The pressure on the Prime Minister intensified with the confirmation over the weekend by Mr Corbyn that Labour will vote against any deal based on Chequers in the Commons.

With a bloc of Tory Brexiteers also committed to opposing the plan, and a number of pro-EU MPs also highly critical, it is increasingly difficult to see how she can muster the numbers to get it through Parliament, even it she can get an agreement with the EU.

With the Conservative Party conference next week in Birmingham looming, Downing Street was forced to deny she was planning a snap general election in an attempt to save her beleaguered premiership.

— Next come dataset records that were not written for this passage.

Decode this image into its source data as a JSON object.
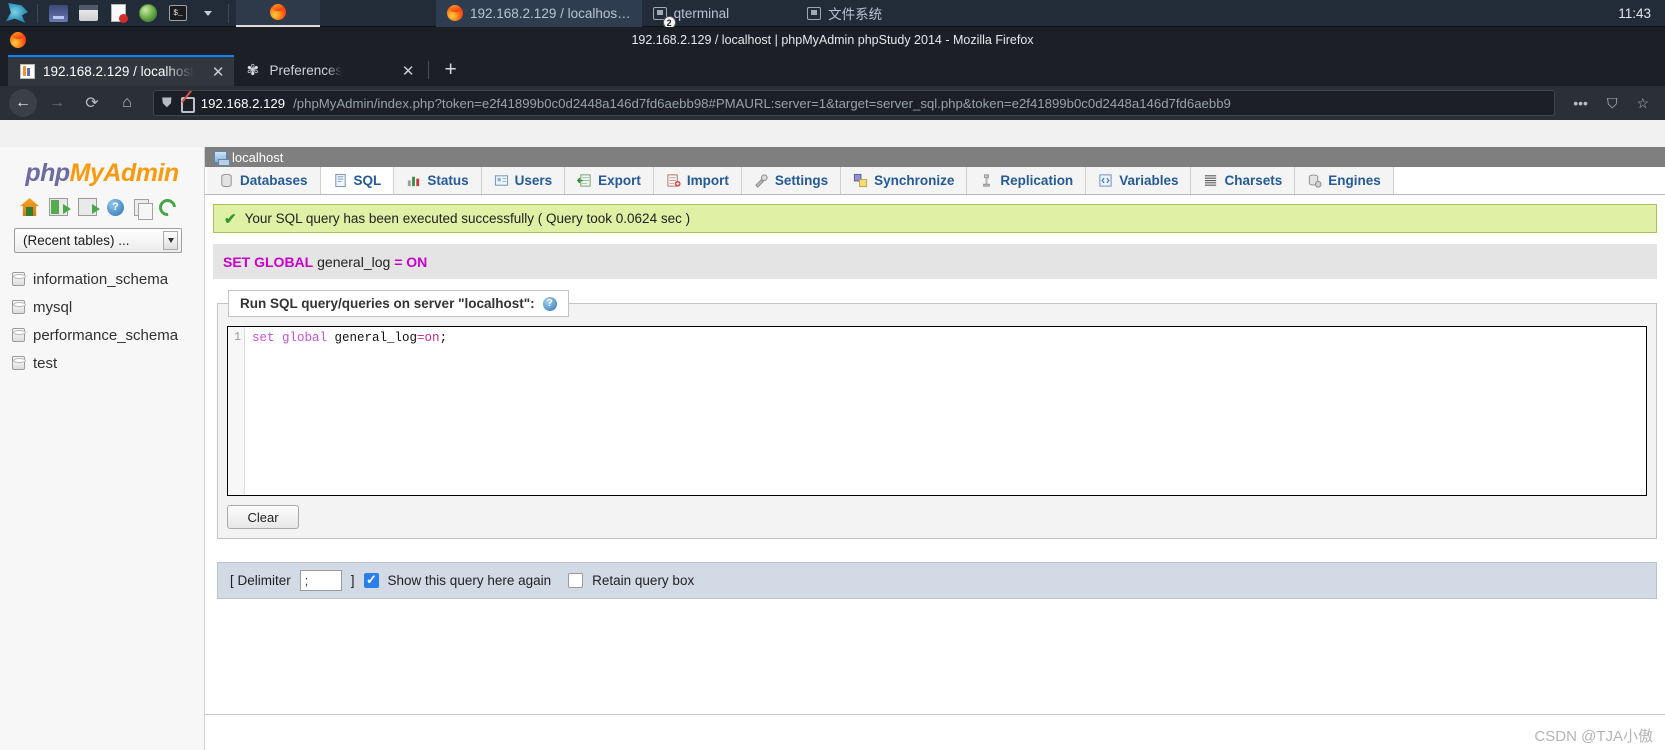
{
  "taskbar": {
    "launchers": [
      {
        "name": "kali-dragon-menu",
        "icon": "dragon-icon"
      },
      {
        "name": "app-blue",
        "icon": "square-blue-icon"
      },
      {
        "name": "file-manager",
        "icon": "folder-icon"
      },
      {
        "name": "text-editor",
        "icon": "document-icon"
      },
      {
        "name": "browser-globe",
        "icon": "globe-icon"
      },
      {
        "name": "terminal",
        "icon": "terminal-icon"
      },
      {
        "name": "more-apps",
        "icon": "chevron-down-icon"
      }
    ],
    "windows": [
      {
        "label": "192.168.2.129 / localhos…",
        "icon": "firefox-icon",
        "badge": "",
        "active": true
      },
      {
        "label": "qterminal",
        "icon": "monitor-icon",
        "badge": "2",
        "active": false
      },
      {
        "label": "文件系统",
        "icon": "monitor-icon",
        "badge": "",
        "active": false
      }
    ],
    "clock": "11:43"
  },
  "browser": {
    "window_title": "192.168.2.129 / localhost | phpMyAdmin phpStudy 2014 - Mozilla Firefox",
    "tabs": [
      {
        "label": "192.168.2.129 / localhost",
        "icon": "phpmyadmin-favicon",
        "active": true,
        "close": "✕"
      },
      {
        "label": "Preferences",
        "icon": "gear-icon",
        "active": false,
        "close": "✕"
      }
    ],
    "new_tab_label": "+",
    "nav": {
      "back": "←",
      "forward": "→",
      "reload": "⟳",
      "home": "⌂",
      "page_actions": "•••",
      "pocket": "⛉",
      "bookmark": "☆"
    },
    "url_host": "192.168.2.129",
    "url_rest": "/phpMyAdmin/index.php?token=e2f41899b0c0d2448a146d7fd6aebb98#PMAURL:server=1&target=server_sql.php&token=e2f41899b0c0d2448a146d7fd6aebb9"
  },
  "sidebar": {
    "logo_php": "php",
    "logo_myadmin": "MyAdmin",
    "icons": [
      {
        "name": "home-icon",
        "title": "Home"
      },
      {
        "name": "logout-icon",
        "title": "Log out"
      },
      {
        "name": "open-new-window-icon",
        "title": "Open new phpMyAdmin window"
      },
      {
        "name": "help-icon",
        "title": "Documentation"
      },
      {
        "name": "copy-icon",
        "title": "phpMyAdmin wiki"
      },
      {
        "name": "reload-icon",
        "title": "Reload navigation"
      }
    ],
    "recent_tables_label": "(Recent tables) ...",
    "databases": [
      "information_schema",
      "mysql",
      "performance_schema",
      "test"
    ]
  },
  "main": {
    "server_bar_label": "localhost",
    "tabs": [
      {
        "label": "Databases",
        "icon": "database-icon",
        "active": false
      },
      {
        "label": "SQL",
        "icon": "sql-icon",
        "active": true
      },
      {
        "label": "Status",
        "icon": "status-icon",
        "active": false
      },
      {
        "label": "Users",
        "icon": "users-icon",
        "active": false
      },
      {
        "label": "Export",
        "icon": "export-icon",
        "active": false
      },
      {
        "label": "Import",
        "icon": "import-icon",
        "active": false
      },
      {
        "label": "Settings",
        "icon": "settings-icon",
        "active": false
      },
      {
        "label": "Synchronize",
        "icon": "synchronize-icon",
        "active": false
      },
      {
        "label": "Replication",
        "icon": "replication-icon",
        "active": false
      },
      {
        "label": "Variables",
        "icon": "variables-icon",
        "active": false
      },
      {
        "label": "Charsets",
        "icon": "charsets-icon",
        "active": false
      },
      {
        "label": "Engines",
        "icon": "engines-icon",
        "active": false
      }
    ],
    "success_message": "Your SQL query has been executed successfully ( Query took 0.0624 sec )",
    "executed_sql": {
      "kw1": "SET GLOBAL",
      "identifier": "general_log",
      "operator": "=",
      "value": "ON"
    },
    "query_panel": {
      "legend": "Run SQL query/queries on server \"localhost\":",
      "help_icon_label": "?",
      "line_number": "1",
      "code_kw": "set global",
      "code_id": " general_log",
      "code_op": "=",
      "code_val": "on",
      "code_pun": ";",
      "clear_button": "Clear"
    },
    "delimiter_bar": {
      "open_bracket": "[ Delimiter",
      "delimiter_value": ";",
      "close_bracket": "]",
      "show_query_label": "Show this query here again",
      "show_query_checked": true,
      "retain_query_label": "Retain query box",
      "retain_query_checked": false
    }
  },
  "watermark": "CSDN @TJA小傲",
  "colors": {
    "taskbar_bg": "#222b38",
    "firefox_chrome": "#1c2026",
    "accent_blue": "#0a84ff",
    "pma_orange": "#f89a0e",
    "pma_purple": "#6c6ca0",
    "success_bg": "#e0f0a5",
    "success_border": "#a5c162",
    "sql_keyword": "#cc00cc",
    "tab_link": "#235a97",
    "delimiter_bar_bg": "#d2dbe5"
  }
}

It followed weekend reports that two senior aides had responded to her Salzburg rebuff by “wargaming” an autumn vote to win public backing for a new plan.

Mr Raab said the idea of a snap election was “for the birds” and that the Government would continue negotiating with the EU.

At the same time he said they were continue to prepare for a no-deal break with the publication on Monday of a third tranche of “technical” papers on the preparations taking place across various sectors.